Eydants le lanzó una mirada alarmada.
—¿Crees que tenemos alguna posibilidad? Su superioridad parece evidente.
—La superioridad de nuestro enemigo es obvia, Hanno —replicó Marten en tono grave—. ¿En qué se basa el poder de la corte? La defensa del poder de la corte es responsabilidad de los capitanes y las tripulaciones de las galeras de un solo palo del desran, treinta en total. Indirectamente se basa también, de forma muy discreta aunque, por lo común, muy eficaz, en los reguladores, pero sobre todo en sus maestros. Su función consiste en infiltrarse furtivamente en los lugares más recónditos del reino y atajar las posibles hemorragias. El poder de la corte también está en manos de la guardia nayareen, constituida aproximadamente por quinientos de nosotros. Hasta hace muy pocos años, nuestras espadas eran simplemente un adorno. Gracias a Marakis, Grend, la princesa Quantiqa y sus seguidores, hemos empezado a forjar en secreto espadas de batalla y robustos escudos. ¿Quién podría imaginar semejante amenaza? El reino nunca ha necesitado un gran ejército; después de todo, no teníamos ningún enemigo. La última vez que la guardia tuvo que intervenir fue para defendernos de los piratas de las islas Corsario. Eso fue en el año 4123, así que ahora debemos confiar nuestras vidas a voluntarios sin ningún tipo de experiencia en combates a cuerpo. Tanto la corte como el pueblo han demostrado estar ciegos. Hemos fracasado al no saber leer las advertencias de la historia. Ahora deberemos pagar un precio por ello.

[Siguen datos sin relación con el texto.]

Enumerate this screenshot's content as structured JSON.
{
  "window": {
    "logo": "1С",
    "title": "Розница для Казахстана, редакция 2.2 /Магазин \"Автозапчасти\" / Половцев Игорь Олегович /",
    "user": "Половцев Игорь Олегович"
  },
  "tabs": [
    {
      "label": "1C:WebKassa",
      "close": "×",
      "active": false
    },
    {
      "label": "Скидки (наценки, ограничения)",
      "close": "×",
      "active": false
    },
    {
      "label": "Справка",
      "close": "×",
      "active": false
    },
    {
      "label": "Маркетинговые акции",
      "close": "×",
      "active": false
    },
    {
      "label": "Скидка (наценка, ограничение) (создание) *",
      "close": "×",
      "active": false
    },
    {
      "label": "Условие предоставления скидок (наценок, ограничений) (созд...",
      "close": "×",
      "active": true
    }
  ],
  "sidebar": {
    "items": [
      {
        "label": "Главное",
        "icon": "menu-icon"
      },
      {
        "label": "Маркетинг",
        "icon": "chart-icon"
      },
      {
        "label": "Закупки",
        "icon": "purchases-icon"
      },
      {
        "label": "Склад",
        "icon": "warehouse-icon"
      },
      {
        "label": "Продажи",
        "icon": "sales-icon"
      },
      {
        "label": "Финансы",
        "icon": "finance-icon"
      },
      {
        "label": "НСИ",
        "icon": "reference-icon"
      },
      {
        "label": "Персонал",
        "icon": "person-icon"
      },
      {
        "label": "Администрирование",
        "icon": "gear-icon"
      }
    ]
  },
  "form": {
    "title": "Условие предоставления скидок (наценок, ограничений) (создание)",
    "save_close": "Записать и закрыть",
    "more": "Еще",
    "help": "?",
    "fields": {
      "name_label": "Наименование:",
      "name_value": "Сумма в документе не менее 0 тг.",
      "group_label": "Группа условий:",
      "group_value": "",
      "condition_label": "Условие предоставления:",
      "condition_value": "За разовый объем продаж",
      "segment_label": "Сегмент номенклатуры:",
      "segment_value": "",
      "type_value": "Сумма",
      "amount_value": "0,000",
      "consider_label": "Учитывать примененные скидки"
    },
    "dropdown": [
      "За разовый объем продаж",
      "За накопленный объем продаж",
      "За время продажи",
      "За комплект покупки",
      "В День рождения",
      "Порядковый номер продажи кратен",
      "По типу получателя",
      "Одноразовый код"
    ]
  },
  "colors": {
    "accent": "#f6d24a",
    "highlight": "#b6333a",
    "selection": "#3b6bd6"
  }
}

Hizo un gesto resuelto con un brazo.
—Ve ahora a buscar a Grend y Veder; de prisa. Los necesito.
Eydants habló con algunos miembros de la corte y, sin perder tiempo, les condujo hacia la sala de armas.
Marten envió algunos guardias a la ciudad para que reunieran a todos los hombres en edad de luchar. Él en persona congregó a todos los hombres y a algunas damas de la corte, y los condujo hasta las puertas de palacio, donde ya estaban reunidos los demás miembros de la guardia.